Old bag skirts will be recognised by the presence of multiple repairs and patches, together with wear on the ground contact line.
Worn-out segment skirts will be seen to have a frayed and torn lower edge (where it meets the ground) with the backing material showing through the rubber.
Hulls have frequently suffered damage from minor collisions, abrasion and so on. Look for the signs of repairs. The place you really must look is underneath, as damage here is likely and you don’t want to find it when floating without power in a choppy estuary! The good news is that GRP can be repaired fairly easily – but it has to be worth a negotiation with the seller.
Checking the engine is similar to any motorbike or car – but more so.
Hovercraft engines get a hard life, so take someone who knows engines with you. In addition to the usual things, look out for salt corrosion if the craft has been used on the sea.
Fan or propeller
Old and perished fans can be dangerous. If the blades have turned green, this indicates deterioration due to UV light, and they will have to be replaced, at around £70 - £150 per set. With propellers, check for signs of erosion on the leading edge, caused by sand and grit in the air flow literally sand blasting the edge.

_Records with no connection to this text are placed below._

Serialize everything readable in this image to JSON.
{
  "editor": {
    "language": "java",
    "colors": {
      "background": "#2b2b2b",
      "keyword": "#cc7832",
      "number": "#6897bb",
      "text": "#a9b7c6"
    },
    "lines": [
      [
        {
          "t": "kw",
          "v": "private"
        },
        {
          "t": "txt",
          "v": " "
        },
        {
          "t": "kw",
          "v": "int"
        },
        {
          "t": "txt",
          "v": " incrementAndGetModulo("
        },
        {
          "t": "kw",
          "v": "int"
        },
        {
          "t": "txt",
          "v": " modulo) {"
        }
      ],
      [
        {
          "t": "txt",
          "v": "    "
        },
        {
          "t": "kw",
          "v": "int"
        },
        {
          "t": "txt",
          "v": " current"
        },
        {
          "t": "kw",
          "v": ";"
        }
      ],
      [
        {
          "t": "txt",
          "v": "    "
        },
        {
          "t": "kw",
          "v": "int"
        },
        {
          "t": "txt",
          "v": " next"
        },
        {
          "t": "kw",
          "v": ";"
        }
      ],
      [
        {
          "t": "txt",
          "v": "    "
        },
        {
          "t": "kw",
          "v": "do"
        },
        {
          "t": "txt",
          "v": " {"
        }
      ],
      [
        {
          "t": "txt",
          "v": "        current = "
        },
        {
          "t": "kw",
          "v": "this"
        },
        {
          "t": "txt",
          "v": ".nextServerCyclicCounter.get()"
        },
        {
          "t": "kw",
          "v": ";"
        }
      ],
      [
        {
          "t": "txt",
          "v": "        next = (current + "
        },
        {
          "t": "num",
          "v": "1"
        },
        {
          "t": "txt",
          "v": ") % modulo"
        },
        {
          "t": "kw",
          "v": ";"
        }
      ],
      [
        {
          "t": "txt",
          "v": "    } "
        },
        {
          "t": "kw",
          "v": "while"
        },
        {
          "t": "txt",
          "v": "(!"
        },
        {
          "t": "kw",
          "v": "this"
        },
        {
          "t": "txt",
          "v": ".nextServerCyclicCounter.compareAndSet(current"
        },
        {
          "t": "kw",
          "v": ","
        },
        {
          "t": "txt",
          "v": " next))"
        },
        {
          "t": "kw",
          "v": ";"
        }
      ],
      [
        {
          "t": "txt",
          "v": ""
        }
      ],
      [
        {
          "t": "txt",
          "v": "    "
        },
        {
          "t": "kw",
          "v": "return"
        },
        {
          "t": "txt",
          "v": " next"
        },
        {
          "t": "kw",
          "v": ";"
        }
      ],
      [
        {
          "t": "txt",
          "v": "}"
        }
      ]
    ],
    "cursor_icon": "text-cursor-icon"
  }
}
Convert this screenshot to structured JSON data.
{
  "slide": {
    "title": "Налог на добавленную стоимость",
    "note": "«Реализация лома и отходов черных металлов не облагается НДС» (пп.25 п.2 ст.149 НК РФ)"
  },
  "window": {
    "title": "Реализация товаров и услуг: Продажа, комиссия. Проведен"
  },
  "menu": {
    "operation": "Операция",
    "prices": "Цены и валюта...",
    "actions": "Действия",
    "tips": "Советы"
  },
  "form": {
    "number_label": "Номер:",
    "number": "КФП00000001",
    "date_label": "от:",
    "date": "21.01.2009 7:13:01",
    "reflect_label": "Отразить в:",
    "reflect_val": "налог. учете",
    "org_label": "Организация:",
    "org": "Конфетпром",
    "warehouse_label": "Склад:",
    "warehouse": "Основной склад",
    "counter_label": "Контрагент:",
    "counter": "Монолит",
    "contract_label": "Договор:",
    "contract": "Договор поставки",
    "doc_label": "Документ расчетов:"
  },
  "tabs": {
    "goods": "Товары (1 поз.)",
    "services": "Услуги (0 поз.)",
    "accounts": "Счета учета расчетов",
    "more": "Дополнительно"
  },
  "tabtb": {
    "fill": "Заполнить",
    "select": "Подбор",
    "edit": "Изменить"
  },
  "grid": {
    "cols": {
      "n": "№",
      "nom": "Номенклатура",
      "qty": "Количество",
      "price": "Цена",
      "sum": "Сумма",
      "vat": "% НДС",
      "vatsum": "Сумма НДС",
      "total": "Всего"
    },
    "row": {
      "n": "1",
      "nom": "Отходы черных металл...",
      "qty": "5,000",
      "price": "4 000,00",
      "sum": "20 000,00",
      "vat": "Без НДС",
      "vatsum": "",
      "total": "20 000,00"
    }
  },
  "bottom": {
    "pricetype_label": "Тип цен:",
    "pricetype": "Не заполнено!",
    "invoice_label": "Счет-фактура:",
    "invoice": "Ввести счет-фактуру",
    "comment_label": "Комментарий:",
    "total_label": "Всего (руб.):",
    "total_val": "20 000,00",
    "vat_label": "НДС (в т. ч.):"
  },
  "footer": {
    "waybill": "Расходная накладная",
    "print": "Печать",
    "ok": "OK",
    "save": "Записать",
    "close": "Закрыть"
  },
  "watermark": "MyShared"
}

Belts are often used – and should be checked carefully for fraying, cracking or other damage. You may choose to replace it anyway once you own the craft – they are well known for breaking, I like to know that mine is in good condition. Check for play and roughness in bearings.
Controls often rely on long bowden cables, which can suffer from salt corrosion. Check for free operation and frayed ends, and replace if in doubt.
Check guards for security and strength, and if you intend to use the craft at HCGB events, that they meet the current construction regulations.